The number of flotations of companies that have previously received corporate backing has been growing over the past couple years. More interestingly, it has been companies from the life sciences sector that beat other sectors in going public.

The number of initial public offerings (IPOs) involving corporate venturers as exiting investors, which we at GCV Analytics have been tracking has been going up over the past few years: in 2017, it increased to 45, up from 39 such transactions the previous year, and by the time of writing of the present piece, there were 56 recorded IPOs with corporates exiting throughout 2018. This is still far from the peak (70 IPOs) recorded in 2014 but the overall trend is upward.

This is also true for the total dollar amounts involved in these flotations. We observed a four-fold increase from $4.32bn in 2016 to $18bn in such IPOs in 2017. So far, the total estimated dollar value of such exits stands at $20.62bn in 2018.

While there are recorded exits of corporates in IPOs of companies from virtually all sectors, one sector in particular – health and life sciences – sticks out when analysing the number of exits by sector. This has been the case since 2011, when we started our publications and began recording data.

Is there anything about developing medicinal drugs, treatments and medical devices which is inherently favourable when it comes to becoming part of public markets?

The surge of biotech IPOs is currently a trend in public markets, which has drawn the attention of large financial media outlets like Forbes Magazine.
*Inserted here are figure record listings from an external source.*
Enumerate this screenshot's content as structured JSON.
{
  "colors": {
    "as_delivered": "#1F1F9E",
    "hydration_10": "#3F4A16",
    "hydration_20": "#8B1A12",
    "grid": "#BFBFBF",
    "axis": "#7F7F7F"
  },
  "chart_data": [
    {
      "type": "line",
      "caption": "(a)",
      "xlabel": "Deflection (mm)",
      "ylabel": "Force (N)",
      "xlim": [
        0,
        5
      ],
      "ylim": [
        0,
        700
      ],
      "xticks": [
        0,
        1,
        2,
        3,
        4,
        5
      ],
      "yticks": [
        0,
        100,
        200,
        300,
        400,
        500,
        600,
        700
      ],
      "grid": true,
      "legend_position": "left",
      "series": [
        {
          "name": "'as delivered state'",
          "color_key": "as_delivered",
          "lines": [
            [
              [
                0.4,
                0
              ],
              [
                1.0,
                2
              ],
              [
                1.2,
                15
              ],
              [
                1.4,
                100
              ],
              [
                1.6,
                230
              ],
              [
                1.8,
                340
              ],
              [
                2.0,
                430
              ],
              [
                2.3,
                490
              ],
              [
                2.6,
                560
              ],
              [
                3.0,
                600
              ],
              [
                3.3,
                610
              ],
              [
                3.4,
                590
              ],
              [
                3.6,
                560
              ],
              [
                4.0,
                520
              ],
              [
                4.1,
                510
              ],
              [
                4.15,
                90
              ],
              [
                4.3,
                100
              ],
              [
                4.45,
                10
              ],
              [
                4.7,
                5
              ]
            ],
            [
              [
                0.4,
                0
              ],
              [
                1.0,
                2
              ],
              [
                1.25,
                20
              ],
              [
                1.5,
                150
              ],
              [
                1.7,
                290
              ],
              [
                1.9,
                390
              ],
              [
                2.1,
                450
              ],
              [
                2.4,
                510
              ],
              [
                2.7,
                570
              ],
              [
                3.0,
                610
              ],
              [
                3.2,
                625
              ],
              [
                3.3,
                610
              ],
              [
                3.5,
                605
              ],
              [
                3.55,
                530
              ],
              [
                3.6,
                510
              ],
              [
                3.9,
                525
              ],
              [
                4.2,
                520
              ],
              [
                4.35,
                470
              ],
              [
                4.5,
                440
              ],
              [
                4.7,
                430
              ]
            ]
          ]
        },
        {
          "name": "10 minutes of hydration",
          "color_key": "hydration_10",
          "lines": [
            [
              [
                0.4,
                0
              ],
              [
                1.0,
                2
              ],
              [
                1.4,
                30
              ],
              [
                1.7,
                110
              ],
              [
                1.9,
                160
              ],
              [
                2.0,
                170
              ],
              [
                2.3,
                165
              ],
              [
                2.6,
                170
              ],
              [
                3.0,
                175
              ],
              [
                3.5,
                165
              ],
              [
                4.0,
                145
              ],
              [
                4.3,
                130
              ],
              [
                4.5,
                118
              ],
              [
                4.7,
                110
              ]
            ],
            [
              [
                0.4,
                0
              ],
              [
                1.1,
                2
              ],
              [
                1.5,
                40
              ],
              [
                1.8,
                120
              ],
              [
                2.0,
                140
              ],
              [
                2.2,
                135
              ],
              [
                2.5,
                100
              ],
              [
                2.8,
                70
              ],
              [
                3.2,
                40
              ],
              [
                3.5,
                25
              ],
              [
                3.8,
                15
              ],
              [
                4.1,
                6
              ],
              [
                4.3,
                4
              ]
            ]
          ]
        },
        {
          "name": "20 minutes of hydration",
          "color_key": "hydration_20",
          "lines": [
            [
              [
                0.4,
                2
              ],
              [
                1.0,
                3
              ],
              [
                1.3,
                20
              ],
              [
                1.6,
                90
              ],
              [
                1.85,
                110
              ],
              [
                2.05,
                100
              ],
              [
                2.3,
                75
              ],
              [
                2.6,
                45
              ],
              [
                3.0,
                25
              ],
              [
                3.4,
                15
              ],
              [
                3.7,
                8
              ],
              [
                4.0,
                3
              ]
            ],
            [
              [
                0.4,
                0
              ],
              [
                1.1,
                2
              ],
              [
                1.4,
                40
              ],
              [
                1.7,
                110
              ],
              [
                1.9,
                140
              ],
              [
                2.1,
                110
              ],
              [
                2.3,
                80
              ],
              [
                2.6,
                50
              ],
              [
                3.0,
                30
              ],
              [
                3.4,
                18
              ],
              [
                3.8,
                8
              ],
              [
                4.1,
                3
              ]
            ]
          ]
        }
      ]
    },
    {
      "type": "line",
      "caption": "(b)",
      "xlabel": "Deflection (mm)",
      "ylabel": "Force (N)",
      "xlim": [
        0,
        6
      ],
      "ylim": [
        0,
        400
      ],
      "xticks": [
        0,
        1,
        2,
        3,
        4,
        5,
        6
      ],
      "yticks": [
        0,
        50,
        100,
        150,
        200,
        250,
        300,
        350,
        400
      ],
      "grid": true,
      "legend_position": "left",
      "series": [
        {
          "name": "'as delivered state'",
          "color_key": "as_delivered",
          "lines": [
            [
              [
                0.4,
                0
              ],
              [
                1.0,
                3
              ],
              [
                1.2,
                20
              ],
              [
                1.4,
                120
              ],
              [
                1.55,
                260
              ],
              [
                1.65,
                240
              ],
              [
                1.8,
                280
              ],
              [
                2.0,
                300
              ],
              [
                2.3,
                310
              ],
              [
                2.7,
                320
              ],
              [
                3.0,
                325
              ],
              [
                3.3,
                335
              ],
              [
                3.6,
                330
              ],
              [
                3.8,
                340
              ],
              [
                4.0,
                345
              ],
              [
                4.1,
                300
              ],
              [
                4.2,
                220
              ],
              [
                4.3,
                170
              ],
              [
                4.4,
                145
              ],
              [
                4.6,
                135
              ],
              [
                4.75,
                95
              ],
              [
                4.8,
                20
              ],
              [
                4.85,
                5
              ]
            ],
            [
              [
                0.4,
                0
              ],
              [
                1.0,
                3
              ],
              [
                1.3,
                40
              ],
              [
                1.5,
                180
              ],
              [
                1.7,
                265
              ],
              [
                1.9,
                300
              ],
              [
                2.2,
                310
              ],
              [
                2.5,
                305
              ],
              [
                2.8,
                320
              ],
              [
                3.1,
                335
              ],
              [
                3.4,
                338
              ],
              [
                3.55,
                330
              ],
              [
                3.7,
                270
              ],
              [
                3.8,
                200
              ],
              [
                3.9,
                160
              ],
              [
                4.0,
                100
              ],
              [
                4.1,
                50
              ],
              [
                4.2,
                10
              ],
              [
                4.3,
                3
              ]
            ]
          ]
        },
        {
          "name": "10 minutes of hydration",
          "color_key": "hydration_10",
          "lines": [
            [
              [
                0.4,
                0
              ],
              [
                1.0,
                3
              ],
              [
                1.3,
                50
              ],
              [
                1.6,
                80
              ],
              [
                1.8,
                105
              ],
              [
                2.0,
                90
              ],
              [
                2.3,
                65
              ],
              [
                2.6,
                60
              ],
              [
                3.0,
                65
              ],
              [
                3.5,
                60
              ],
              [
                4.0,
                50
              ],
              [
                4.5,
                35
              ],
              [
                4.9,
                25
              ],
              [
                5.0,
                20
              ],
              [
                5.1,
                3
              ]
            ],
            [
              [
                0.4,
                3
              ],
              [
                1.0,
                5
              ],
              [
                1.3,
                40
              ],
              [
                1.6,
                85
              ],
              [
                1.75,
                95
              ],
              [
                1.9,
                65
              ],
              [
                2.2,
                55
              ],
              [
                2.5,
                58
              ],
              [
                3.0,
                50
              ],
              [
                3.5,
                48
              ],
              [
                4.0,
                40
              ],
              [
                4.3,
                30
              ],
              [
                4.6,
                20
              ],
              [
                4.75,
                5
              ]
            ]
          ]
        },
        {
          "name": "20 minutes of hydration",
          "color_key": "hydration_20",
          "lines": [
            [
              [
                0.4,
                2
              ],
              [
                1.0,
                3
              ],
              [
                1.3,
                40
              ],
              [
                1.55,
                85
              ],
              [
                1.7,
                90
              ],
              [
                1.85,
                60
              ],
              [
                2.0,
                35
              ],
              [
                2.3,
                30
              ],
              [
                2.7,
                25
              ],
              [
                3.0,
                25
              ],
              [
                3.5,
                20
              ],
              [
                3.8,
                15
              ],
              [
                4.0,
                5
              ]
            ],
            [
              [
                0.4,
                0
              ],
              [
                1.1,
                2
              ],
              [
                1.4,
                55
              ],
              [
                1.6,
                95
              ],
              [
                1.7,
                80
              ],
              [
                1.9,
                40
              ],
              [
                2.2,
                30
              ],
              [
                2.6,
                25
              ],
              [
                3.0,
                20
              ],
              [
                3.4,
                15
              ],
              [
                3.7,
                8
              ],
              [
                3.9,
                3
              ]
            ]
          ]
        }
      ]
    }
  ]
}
According to Forbes, the rise of “biotech IPOs” is due to a combination of an attractive tax package for established pharmaceuticals, which enables them to pour funds into licensing deals as well as mergers and acquisitions, along with the presence of “crossover” institutional and traditional financial investors that are active in both private and public markets (e.g. Deerfield Management).

This, however, seems to have been a consistent trend at least in the realm of corporate venture capital exits for much longer. The drug and medical devices development business is characterised by long and expensive R&D processes when it comes to obtaining regulatory approvals and patents to subsequently reap economic benefits. In short, if executed internally, it is a long-term investment that is rather tardy in generating returns. In an economic environment of low interest rates (in which we have been living since the end of the Great Recession), it is more financially viable for incumbent pharmaceutical companies to externalise their costly R&D and engage in a variety of investment to harness external innovation and eventually make it commercially viable – whether it is via licencing deals, minority stakes in startups, outright acquisitions or IPOs. It is not surprising, therefore, this heightened interest in health and life science innovation has brought about a bigger demand for funding by life sciences enterprises in equity markets, private and public alike.

Finally, as shown on the third chart here, IPOs of corporate-backed business from the Health sector are not necessarily even among the most sizeable ones. While there seems to be no particular pattern associated with median size of such IPOs, in recent years companies from the consumer, media, IT and transport sector appear to have been raising larger IPOs than businesses from other sectors.